US 11,676,001 B2
Learning graph representations using hierarchical transformers for content recommendation
Jian Jiao, Bellevue, WA (US); Xiaodong Liu, Redmond, WA (US); Ruofei Zhang, Redmond, WA (US); and Jianfeng Gao, Woodinville, WA (US)
Assigned to Microsoft Technology Licensing, LLC, Redmond, WA (US)
Filed by Microsoft Technology Licensing, LLC, Redmond, WA (US)
Filed on Nov. 9, 2020, as Appl. No. 17/93,426.
Claims priority of provisional application 63/072,770, filed on Aug. 31, 2020.
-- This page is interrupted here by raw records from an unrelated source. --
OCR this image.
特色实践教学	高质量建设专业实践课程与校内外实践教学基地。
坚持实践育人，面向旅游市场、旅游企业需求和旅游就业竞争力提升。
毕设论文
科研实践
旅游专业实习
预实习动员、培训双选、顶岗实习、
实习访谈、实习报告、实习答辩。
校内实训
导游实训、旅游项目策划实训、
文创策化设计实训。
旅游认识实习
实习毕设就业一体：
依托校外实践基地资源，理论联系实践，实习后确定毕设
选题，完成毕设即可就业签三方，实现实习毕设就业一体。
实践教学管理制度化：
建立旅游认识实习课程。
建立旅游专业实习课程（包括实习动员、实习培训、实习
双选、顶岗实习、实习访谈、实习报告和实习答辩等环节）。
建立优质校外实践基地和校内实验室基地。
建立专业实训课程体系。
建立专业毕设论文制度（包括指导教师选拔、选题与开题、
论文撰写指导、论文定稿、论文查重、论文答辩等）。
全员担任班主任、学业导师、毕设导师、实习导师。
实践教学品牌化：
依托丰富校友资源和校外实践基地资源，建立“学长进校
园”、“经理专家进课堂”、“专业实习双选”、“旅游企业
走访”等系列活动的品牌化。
Prior Publication US 2022/0067030 A1, Mar. 3, 2022
Int. Cl. G06N 3/045 (2023.01)
CPC G06N 3/045 (2023.01) 20 Claims
OG exemplary drawing
 
1. A computer-implemented method of completing an incomplete triplet in a knowledge graph comprising:
receiving, by a transformer, a source entity-relation pair input from the knowledge graph;
capturing, by the transformer, interaction information for the source entity-relation pair input;
outputting, by the transformer, link predictions based on the interaction information;
ranking the link predictions based on a plausibility score;
selecting the highest ranked link prediction to be a target node for the incomplete triplet; and
adding the target node to the incomplete triplet in the knowledge graph.